Cécile Duflot peut désormais souffler, les Sages ont accordé leur aval à la loi Alur sur le logement qu'elle porte depuis de nombreux mois maintenant. Saisi le 24 février dernier par des députés et sénateurs de l'opposition qui contestaient la légitimité de plusieurs mesures (voir notre article), le Conseil constitutionnel annonce donc avoir “globalement écarté les griefs, jugeant la plupart de ces dispositions conformes à la Constitution à l'exception de dispositions ponctuelles”.

Une ministre du Logement satisfaite

Estimant sur son compte Twitter que "la validation de toutes les mesures de la loi Alur par le [Conseil constitutionnel] va permettre de changer la vie des français, Cécile Duflot a donc vivement salué la décision des Sages de valider une loi "qui va apporter des réponses rapides, concrètes et durables aux difficultés que connaissent les Français pour se loger, en particulier la forte augmentation des prix et la pénurie de logements".
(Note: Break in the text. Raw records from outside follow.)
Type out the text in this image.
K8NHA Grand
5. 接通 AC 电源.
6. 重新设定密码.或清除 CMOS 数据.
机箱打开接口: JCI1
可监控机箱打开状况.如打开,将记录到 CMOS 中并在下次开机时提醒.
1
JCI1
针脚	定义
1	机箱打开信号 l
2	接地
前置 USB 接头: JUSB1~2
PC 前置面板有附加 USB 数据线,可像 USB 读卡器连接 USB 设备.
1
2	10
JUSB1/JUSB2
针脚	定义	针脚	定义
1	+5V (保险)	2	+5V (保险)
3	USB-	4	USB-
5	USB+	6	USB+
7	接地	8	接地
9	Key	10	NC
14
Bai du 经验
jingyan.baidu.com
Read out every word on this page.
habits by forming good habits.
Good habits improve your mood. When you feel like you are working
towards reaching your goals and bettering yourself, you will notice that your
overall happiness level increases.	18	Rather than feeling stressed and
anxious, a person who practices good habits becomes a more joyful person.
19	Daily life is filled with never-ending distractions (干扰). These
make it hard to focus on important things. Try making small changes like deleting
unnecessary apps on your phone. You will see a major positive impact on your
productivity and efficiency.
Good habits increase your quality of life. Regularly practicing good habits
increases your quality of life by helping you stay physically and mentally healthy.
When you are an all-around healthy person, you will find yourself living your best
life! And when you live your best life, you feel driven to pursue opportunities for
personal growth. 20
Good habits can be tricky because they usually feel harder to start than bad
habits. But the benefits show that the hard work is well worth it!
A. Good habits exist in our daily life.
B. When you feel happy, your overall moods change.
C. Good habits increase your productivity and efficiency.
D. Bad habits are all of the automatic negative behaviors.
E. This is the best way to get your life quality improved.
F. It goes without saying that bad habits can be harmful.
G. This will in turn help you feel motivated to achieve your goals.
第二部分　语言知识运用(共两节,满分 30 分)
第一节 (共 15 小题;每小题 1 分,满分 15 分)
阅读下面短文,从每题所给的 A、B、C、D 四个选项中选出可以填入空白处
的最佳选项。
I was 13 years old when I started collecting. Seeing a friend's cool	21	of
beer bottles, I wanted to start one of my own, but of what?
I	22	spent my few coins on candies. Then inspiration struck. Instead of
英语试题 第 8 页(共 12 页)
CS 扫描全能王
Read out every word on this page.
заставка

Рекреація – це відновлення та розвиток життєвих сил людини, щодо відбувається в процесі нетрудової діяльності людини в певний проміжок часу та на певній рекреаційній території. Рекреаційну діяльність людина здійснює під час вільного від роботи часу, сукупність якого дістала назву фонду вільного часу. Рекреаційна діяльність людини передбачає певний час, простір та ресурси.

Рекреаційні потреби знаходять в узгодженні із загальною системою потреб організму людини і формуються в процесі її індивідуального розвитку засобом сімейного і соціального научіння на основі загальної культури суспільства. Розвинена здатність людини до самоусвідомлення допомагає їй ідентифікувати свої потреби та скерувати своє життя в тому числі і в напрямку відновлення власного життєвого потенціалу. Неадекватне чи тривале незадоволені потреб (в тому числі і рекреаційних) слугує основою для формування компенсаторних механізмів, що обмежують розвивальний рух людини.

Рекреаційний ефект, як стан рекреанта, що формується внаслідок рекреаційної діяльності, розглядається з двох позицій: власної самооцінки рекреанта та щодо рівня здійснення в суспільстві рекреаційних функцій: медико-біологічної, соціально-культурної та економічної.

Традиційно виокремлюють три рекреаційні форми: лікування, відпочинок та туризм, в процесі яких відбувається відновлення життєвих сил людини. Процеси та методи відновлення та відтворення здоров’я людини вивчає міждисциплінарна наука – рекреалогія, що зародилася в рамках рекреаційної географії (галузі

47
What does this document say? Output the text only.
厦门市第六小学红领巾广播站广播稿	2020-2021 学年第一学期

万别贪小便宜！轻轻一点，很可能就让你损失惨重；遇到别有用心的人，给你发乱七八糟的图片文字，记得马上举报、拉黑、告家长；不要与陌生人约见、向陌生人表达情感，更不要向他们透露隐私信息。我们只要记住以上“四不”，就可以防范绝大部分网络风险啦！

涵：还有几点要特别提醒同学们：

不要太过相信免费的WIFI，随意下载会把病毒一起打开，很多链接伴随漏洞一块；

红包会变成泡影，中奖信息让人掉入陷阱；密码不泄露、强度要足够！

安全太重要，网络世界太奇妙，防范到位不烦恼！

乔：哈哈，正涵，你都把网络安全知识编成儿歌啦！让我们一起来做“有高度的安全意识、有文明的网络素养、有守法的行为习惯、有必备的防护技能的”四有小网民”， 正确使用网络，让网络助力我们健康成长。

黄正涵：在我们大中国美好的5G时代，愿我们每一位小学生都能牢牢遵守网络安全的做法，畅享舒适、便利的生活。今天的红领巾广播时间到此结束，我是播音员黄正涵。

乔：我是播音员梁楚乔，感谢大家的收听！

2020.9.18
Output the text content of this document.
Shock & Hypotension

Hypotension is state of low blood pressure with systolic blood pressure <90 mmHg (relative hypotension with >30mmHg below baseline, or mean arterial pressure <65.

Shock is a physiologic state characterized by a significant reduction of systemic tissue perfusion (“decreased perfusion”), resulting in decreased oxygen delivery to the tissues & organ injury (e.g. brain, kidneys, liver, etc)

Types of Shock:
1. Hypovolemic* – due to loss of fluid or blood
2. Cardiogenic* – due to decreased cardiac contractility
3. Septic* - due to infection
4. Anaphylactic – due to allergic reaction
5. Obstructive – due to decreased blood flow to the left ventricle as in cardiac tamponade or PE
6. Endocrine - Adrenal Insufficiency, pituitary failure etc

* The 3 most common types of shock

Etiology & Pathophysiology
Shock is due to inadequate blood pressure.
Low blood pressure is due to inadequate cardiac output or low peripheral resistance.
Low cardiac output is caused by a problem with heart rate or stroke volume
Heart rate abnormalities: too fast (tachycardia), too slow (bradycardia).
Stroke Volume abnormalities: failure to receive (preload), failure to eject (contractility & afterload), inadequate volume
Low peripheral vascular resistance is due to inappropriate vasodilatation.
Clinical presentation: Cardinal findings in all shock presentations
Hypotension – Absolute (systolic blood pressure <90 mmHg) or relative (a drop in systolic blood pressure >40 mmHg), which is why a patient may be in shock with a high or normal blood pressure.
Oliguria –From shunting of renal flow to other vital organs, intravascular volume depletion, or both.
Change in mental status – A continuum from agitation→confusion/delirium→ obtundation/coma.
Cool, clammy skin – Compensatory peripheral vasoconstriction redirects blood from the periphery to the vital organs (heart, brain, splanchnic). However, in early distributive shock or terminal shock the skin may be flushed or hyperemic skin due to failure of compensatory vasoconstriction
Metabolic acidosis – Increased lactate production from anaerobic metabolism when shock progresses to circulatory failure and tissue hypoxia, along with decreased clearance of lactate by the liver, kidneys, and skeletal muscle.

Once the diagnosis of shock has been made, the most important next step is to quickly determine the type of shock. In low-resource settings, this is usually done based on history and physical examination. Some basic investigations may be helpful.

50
Encadrement des loyers et GUL validés

Dans le détail, le Conseil constitutionnel n'a pas jugé utile de revenir sur le principe même de l'encadrement des loyers qui selon lui "poursuit un but d'intérêt général" et devrait permettre de "lutter contre les difficultés d'accès au logement qui résultent d'un déséquilibre entre l'offre et de la demande de logements". Autres mesures phares de la loi elles aussi sujettes à débat, l'instauration d'un bail type et la mise en place future d'une garantie universelle des loyers (GUL) ont également été préservées.

La loi Alur corrigée à la marge

Si les mesures emblématiques de la loi Alur n'ont donc pas été malmenées, les Sages ont toutefois opéré certaines modifications sur quelques dispositions marginales. Offrant aux personnes âgées et aux revenus les plus modestes une protection face à une éventuelle expulsion, l'article 5 étendait également cette protection aux locataires ayant à charge une personne répondant à ces critères. Dans son communiqué de presse, le Conseil "a censuré cette seule dernière modification comme contraire au principe d'égalité devant les charges publiques". Jugé contraire à l'exercice du droit de propriété, l'article 19 a lui aussi subi les foudres du Conseil. Cette disposition aurait en effet imposé aux bailleurs souhaitant louer leur bien "pour de courtes périodes, à une clientèle de passage" de recevoir l'accord préalable de la copropriété.